Nunavut Health Minister Lorne Kusugak is urging Nunavummiut to get vaccinated to protect the most vulnerable community members. (Jackie McKay/CBC)

The minister said he's heard some people say they don't want to be "guinea pigs" for the vaccine.

"But if we're last, it's 'Here we go again, being last.' So you never win on that discussion," Kusugak added.

Moderna vaccine 'life-saving' for B.C. First Nation 

Meanwhile, vaccinations are already underway in other Indigenous communities around the country, including Tahltan Nation in northern British Columbia, which includes three main communities: Iskut, Dease Lake and Telegraph Creek.

Despite some hesitancy among residents about whether or not to get the jab, Feddie Louie, director of the Tahltan Central Government's Emergency Operations Centre, described the arrival of the Moderna vaccine as "life-saving."

"We have been in lockdown basically from day one. It's a game changer. It's freedom for us," said Louie, who got vaccinated against the coronavirus last week.

It's a game changer. It's freedom for us.- Feddie Louie, Tahltan Central Government

 

Since the pandemic began, COVID-19 has severed important social connections in Louie's community and taken a toll on residents' mental health. Keeping elders both happy and safe has been particularly difficult, she added.

The vaccine's arrival means Tahltan Nation no longer has to "live in fear."

Feddie Louie is the director of the Tahltan Nation's Emergency Operations Centre. (Philippe Morin/CBC)

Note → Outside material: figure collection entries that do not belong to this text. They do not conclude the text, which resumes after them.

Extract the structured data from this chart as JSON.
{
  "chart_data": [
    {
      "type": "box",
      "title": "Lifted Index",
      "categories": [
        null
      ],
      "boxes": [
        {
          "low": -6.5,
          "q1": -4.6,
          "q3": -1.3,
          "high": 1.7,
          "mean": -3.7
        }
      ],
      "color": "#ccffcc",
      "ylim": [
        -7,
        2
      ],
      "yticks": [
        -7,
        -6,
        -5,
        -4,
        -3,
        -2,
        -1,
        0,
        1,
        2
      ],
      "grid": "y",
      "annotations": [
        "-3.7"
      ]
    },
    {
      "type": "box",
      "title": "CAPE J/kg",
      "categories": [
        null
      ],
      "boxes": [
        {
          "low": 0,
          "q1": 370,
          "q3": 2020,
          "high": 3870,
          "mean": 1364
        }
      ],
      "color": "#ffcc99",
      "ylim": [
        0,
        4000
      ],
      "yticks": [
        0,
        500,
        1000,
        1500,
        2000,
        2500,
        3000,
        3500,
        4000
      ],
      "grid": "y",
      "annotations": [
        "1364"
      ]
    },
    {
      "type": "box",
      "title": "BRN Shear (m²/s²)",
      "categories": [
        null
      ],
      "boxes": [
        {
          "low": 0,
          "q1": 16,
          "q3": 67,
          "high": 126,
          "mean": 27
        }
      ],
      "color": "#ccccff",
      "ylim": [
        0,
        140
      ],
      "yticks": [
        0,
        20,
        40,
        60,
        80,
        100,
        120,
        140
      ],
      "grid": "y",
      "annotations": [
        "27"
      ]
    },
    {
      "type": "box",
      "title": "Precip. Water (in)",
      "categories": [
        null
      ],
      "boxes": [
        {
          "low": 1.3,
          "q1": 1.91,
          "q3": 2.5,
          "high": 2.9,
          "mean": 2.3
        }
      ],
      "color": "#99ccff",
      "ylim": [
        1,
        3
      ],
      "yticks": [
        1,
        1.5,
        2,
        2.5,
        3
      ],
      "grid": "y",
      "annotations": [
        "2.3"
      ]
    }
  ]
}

So far, most elders from the First Nation have been getting the vaccine, except for a few who would like to but are unable to do so because of their medical history, Louie said.

To those community members who are unsure about getting the shot, Louie urges them to "do the research."

"I'm not here to convince anyone to get the vaccine. It's a personal choice," she explained.

However, she said it is everyone's responsibility to protect their communities. 

"Vaccines are one more tool in our toolbox."

Manitoba First Nations skeptical of vaccine, says chief

Grand Chief Jerry Daniels of the Southern Chiefs' Organization of Manitoba agrees on the importance of vaccination, especially for protecting elders and people with compromised immune systems.

His organization represents 34 Anishinaabe and Dakota communities in southern Manitoba. 

Southern Chiefs' Organization Grand Chief Jerry Daniels says there has been a 'great deal of skepticism' among Manitoba First Nations toward the COVID-19 vaccine. (Jeff Stapleton/CBC)

First Nations in that province have been among the hardest-hit in the country by COVID-19.

In early December, for example, First Nations people represented more than 40 per cent of those in ICUs in Manitoba due to the virus.

"As we started to see very early on, the impact on First Nations was much higher than … the regular Manitoban," Daniels said. 

The province has since allotted 5,300 Moderna vaccines to be immediately distributed to First Nations. There are 63 First Nations in Manitoba, representing about 150,000 people.

Daniels said there is still a "great deal of skepticism" among community members toward the vaccine. First Nations in the province are therefore going through a registration process to determine who wants to be vaccinated, and where the 5,300 doses should be distributed, he said.

But he added that it's important for community members to understand that the vaccine is a "peer-reviewed" and "thoroughly analyzed" tool to protect the most vulnerable citizens.

"Our best health-care professionals are advising that this is the best course of action for us," Daniels said. 

"We have to have confidence in that."